Brett M. Babin, Laura J. Keller, Yishay Pinto, Veronica L. Li, Andrew S. Eneim, Summer E. Vance, Stephanie M. Terrell, Ami S. Bhatt, Jonathan Z. Long, Matthew Bogyo
Cell Chemical Biology, 2021
https://doi.org/10.1016/j.chembiol.2021.08.013
The increasing incidence of antibiotic-resistant Mycobacterium tuberculosis infections is a global health threat necessitating the development of new antibiotics. Serine hydrolases (SHs) are a promising class of targets because of their importance for the synthesis of the mycobacterial cell envelope. We screen a library of small molecules containing serine-reactive electrophiles and identify narrow-spectrum inhibitors of M. tuberculosis growth. Using these lead molecules, we perform competitive activity-based protein profiling and identify multiple SH targets, including enzymes with uncharacterized functions.
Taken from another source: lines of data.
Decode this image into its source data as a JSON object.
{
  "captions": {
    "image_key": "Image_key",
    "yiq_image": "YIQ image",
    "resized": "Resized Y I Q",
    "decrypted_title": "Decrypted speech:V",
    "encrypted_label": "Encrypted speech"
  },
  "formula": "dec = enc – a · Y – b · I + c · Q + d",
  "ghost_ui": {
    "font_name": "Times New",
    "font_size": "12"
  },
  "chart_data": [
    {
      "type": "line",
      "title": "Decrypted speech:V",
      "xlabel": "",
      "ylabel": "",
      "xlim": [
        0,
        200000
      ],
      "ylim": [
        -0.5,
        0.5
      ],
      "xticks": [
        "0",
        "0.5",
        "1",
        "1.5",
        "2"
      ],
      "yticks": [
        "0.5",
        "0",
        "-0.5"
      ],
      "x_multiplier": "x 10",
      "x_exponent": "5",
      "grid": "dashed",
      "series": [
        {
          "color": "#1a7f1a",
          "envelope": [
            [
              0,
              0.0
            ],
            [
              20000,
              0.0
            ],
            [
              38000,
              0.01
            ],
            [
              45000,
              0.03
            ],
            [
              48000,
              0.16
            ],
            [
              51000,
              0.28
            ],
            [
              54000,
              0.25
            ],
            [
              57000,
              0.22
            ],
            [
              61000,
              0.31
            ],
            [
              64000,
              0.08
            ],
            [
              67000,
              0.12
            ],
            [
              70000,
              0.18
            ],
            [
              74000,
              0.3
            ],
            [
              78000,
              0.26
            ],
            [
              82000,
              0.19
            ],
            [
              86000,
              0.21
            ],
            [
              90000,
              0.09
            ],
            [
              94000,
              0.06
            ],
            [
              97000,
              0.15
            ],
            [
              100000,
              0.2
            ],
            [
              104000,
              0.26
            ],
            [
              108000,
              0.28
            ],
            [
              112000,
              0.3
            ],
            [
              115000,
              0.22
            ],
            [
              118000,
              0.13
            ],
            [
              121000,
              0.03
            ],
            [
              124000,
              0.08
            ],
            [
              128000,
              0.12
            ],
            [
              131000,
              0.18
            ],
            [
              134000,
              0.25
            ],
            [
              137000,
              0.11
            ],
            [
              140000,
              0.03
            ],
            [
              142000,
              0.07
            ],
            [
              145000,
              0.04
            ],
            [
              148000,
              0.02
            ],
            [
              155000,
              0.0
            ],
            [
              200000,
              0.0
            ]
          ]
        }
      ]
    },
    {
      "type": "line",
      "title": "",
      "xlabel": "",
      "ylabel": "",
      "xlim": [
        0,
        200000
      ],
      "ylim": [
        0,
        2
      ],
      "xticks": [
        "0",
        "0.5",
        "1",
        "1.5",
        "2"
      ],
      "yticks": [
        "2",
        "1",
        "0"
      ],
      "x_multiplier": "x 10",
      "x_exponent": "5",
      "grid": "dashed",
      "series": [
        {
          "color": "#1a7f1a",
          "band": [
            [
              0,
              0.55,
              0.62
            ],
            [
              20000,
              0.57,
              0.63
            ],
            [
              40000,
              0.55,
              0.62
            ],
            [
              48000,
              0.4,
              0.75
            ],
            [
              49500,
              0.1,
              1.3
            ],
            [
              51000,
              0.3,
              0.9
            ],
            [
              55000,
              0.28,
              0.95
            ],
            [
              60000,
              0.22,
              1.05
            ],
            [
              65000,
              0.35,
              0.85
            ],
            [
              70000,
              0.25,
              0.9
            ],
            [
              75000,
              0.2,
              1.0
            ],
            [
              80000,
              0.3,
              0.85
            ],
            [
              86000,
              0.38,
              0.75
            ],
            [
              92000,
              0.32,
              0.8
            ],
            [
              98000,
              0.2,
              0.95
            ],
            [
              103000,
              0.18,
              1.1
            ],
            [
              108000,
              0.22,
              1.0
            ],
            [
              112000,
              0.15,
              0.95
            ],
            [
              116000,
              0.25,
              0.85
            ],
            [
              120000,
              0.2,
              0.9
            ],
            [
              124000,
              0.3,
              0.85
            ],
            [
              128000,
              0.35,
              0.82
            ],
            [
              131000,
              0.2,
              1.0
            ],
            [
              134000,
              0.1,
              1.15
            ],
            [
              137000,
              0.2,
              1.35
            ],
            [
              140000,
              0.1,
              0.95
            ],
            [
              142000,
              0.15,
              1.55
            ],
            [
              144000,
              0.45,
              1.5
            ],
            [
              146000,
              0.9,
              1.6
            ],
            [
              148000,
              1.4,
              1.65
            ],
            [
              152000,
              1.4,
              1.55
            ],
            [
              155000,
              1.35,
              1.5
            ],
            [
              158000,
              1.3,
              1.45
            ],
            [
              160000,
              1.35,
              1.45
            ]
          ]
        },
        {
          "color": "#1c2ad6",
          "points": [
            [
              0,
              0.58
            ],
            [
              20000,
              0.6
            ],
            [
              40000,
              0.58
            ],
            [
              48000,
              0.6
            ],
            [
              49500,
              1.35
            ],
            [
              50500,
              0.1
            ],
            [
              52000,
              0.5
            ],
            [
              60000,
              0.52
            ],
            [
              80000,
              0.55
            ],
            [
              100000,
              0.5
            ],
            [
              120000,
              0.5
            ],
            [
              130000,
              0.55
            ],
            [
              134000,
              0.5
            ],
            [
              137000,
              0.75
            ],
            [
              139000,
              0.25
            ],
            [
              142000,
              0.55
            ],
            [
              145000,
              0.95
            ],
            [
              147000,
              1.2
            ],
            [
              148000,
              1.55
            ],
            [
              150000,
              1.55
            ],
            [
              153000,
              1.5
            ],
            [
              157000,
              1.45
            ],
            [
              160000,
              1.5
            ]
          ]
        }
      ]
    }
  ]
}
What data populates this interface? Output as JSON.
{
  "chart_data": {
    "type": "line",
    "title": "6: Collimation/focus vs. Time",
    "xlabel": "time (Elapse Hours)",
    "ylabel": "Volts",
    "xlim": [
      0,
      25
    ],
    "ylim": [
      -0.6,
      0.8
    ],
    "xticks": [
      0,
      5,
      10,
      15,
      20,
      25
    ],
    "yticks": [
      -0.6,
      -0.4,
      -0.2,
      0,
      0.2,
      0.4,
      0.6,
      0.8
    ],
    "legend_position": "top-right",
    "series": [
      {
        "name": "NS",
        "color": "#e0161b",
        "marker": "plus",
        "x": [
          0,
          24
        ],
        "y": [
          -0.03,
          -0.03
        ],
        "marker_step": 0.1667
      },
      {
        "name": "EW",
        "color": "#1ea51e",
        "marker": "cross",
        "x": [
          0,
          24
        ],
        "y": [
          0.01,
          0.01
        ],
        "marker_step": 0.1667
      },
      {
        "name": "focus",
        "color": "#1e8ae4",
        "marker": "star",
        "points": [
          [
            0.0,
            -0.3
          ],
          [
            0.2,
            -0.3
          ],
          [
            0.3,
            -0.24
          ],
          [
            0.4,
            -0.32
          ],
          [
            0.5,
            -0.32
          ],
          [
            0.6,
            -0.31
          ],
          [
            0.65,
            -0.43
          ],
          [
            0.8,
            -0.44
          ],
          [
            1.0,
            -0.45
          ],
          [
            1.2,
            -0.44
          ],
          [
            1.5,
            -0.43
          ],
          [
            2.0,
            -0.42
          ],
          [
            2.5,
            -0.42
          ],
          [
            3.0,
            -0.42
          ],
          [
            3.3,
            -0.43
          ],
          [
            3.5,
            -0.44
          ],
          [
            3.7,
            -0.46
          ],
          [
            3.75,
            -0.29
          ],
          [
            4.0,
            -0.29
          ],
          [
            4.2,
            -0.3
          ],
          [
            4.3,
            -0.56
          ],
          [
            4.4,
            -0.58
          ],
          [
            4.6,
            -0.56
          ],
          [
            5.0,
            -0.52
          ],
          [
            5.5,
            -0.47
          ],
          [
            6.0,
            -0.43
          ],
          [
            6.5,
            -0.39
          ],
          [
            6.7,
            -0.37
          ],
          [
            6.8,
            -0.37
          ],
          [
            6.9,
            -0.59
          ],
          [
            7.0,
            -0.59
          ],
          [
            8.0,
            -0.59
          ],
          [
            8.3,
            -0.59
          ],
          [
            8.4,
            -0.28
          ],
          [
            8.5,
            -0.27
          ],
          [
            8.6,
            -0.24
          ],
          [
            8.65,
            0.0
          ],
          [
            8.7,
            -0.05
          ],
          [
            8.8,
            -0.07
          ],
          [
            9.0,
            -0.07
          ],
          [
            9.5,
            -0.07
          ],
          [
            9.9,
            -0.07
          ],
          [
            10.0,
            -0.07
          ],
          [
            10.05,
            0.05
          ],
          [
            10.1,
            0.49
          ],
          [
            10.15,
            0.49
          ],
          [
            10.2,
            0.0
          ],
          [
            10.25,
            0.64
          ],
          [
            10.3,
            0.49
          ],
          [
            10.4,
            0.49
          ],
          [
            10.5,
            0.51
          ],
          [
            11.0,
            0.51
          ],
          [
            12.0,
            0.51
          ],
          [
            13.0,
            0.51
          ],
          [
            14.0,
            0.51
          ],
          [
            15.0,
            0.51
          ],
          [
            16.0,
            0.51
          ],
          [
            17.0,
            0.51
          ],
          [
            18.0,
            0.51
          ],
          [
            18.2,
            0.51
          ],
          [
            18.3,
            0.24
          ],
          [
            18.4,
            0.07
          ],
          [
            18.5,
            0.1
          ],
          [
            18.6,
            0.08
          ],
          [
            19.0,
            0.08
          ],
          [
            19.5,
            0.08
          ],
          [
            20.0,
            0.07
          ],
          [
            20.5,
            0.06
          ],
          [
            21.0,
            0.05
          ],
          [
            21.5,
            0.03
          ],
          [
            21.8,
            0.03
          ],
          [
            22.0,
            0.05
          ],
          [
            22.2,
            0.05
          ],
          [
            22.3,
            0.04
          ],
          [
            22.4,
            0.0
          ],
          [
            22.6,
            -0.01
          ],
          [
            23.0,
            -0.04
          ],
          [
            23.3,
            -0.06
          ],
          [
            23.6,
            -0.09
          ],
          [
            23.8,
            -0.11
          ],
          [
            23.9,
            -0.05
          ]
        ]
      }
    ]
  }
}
Lipidomic analyses of compound-treated cultures reveal an accumulation of free lipids and a substantial decrease in lipooligosaccharides, linking SH inhibition to defects in cell envelope biogenesis. Mutant analysis reveals a path to resistance via the synthesis of mycocerates, but not through mutations to SH targets. Our results suggest that simultaneous inhibition of multiple SH enzymes is likely to be an effective therapeutic strategy for the treatment of M. tuberculosis infections.